Egyptian police also broke up a peaceful vigil on Sunday night which saw activists attempting to float 1,400 candles on the River Nile in commemoration of those killed in Gaza.
Other protesters report being harassed by Egyptian police and having their busses turned back at various points along highways en route to Al Arish. At present, reaching the Rafah border is impossible as several Egyptian military checkpoints have been set up to prevent protesters from approaching the sealed crossing.
On Sunday evening over 300 French nationals laid siege to the French embassy in downtown Cairo in order to pressure their government to intervene and persuade the Egyptian government to allow the Gaza Freedom March to proceed. The group is still camped outside the embassy and say they will remain there until permission to proceed to Gaza has been granted.
Also on Monday, five busses transporting British, Greek, Belgian and French marchers were turned back at several points en route to Al Arish, with some groups’ passports being temporarily confiscated by Egyptian police.
As every attempt to travel to Al Arish is currently being thwarted by Egyptian authorities, march organizers and participants have turned their efforts to applying political pressure on Egyptian authorities and raising awareness in local and international media in the hope that the decision will be reversed. On Monday afternoon, several hundred march participants staged a lively protest on the doorstep of the UN offices in Cairo.
Activists sang, waved Palestinian flags, erected a makeshift “Gaza Embassy” and staged a “die-in”, symbolizing those killed in Israel’s military offensive in Gaza one year ago. The protesters have set up camp outside the UN offices and refuse to disperse until they are given permission to travel to Gaza.
85-year-old Holocaust survivor and Gaza Freedom March participant Hedy Epstein is leading a hunger strike in protest of the Egyptian government’s decision to ban the march.
Several embassies have also been contacted to intervene and a women’s delegation has delivered a letter to the wife of President Hosni Mubarak appealing to let the march proceed.
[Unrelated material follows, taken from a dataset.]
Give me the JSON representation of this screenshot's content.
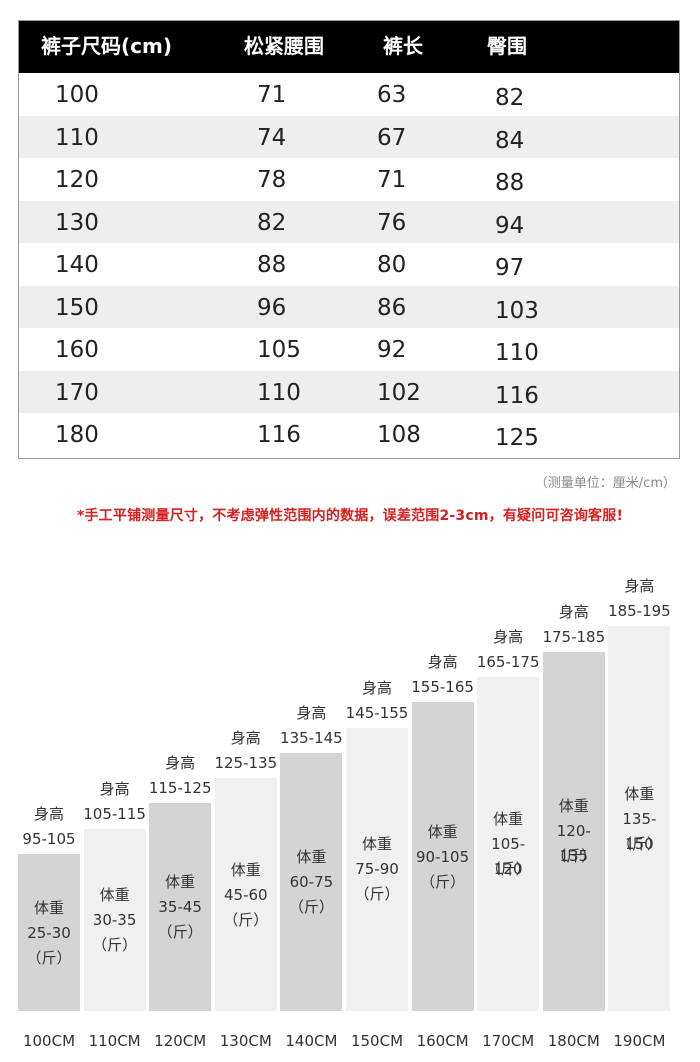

Organisers also met with the Arab League on Monday pleading for an intervention but, expectedly, were not given any firm commitment.
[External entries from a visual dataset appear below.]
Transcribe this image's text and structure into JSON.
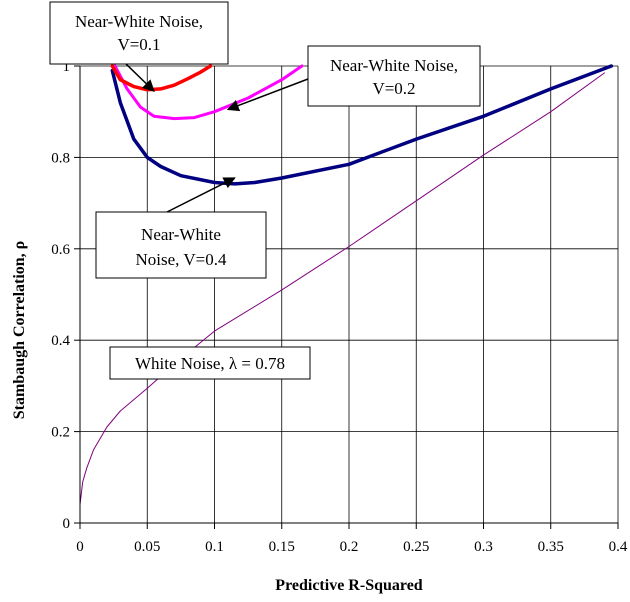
{
  "chart_data": {
    "type": "line",
    "xlabel": "Predictive R-Squared",
    "ylabel": "Stambaugh Correlation, ρ",
    "xlim": [
      0,
      0.4
    ],
    "ylim": [
      0,
      1
    ],
    "x_ticks": [
      0,
      0.05,
      0.1,
      0.15,
      0.2,
      0.25,
      0.3,
      0.35,
      0.4
    ],
    "x_tick_labels": [
      "0",
      "0.05",
      "0.1",
      "0.15",
      "0.2",
      "0.25",
      "0.3",
      "0.35",
      "0.4"
    ],
    "y_ticks": [
      0,
      0.2,
      0.4,
      0.6,
      0.8,
      1
    ],
    "y_tick_labels": [
      "0",
      "0.2",
      "0.4",
      "0.6",
      "0.8",
      "1"
    ],
    "grid": true,
    "series": [
      {
        "color": "#800080",
        "points": [
          [
            0.0,
            0.04
          ],
          [
            0.002,
            0.09
          ],
          [
            0.005,
            0.12
          ],
          [
            0.01,
            0.16
          ],
          [
            0.02,
            0.21
          ],
          [
            0.03,
            0.245
          ],
          [
            0.05,
            0.295
          ],
          [
            0.075,
            0.36
          ],
          [
            0.1,
            0.42
          ],
          [
            0.15,
            0.51
          ],
          [
            0.2,
            0.605
          ],
          [
            0.25,
            0.705
          ],
          [
            0.3,
            0.805
          ],
          [
            0.35,
            0.9
          ],
          [
            0.39,
            0.985
          ]
        ]
      },
      {
        "color": "#000080",
        "points": [
          [
            0.024,
            0.99
          ],
          [
            0.03,
            0.92
          ],
          [
            0.04,
            0.84
          ],
          [
            0.05,
            0.8
          ],
          [
            0.06,
            0.78
          ],
          [
            0.075,
            0.76
          ],
          [
            0.1,
            0.745
          ],
          [
            0.115,
            0.742
          ],
          [
            0.13,
            0.745
          ],
          [
            0.15,
            0.755
          ],
          [
            0.2,
            0.785
          ],
          [
            0.25,
            0.84
          ],
          [
            0.3,
            0.89
          ],
          [
            0.35,
            0.95
          ],
          [
            0.395,
            1.0
          ]
        ]
      },
      {
        "color": "#FF00FF",
        "points": [
          [
            0.026,
            1.0
          ],
          [
            0.035,
            0.95
          ],
          [
            0.045,
            0.91
          ],
          [
            0.055,
            0.89
          ],
          [
            0.07,
            0.885
          ],
          [
            0.085,
            0.887
          ],
          [
            0.1,
            0.9
          ],
          [
            0.125,
            0.93
          ],
          [
            0.15,
            0.97
          ],
          [
            0.165,
            1.0
          ]
        ]
      },
      {
        "color": "#FF0000",
        "points": [
          [
            0.024,
            1.0
          ],
          [
            0.03,
            0.97
          ],
          [
            0.04,
            0.955
          ],
          [
            0.05,
            0.948
          ],
          [
            0.06,
            0.95
          ],
          [
            0.07,
            0.958
          ],
          [
            0.08,
            0.972
          ],
          [
            0.09,
            0.987
          ],
          [
            0.097,
            1.0
          ]
        ]
      }
    ],
    "annotations": [
      {
        "lines": [
          "Near-White Noise,",
          "V=0.1"
        ],
        "arrow_to": [
          0.055,
          0.945
        ]
      },
      {
        "lines": [
          "Near-White Noise,",
          "V=0.2"
        ],
        "arrow_to": [
          0.11,
          0.905
        ]
      },
      {
        "lines": [
          "Near-White",
          "Noise, V=0.4"
        ],
        "arrow_to": [
          0.115,
          0.755
        ]
      },
      {
        "lines": [
          "White Noise, λ = 0.78"
        ]
      }
    ]
  }
}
The over 1,300-strong delegation includes doctors, lawyers, diplomats, journalists, Imams, Rabbis, a Jewish contingent, women’s contingent, grassroots activists and Palestinians who have never been able to visit Gaza.
March participants are appealing to people in every country to urgently apply pressure to their Egyptian embassies to allow the delegation to proceed to Gaza and take with them the desperately needed aid.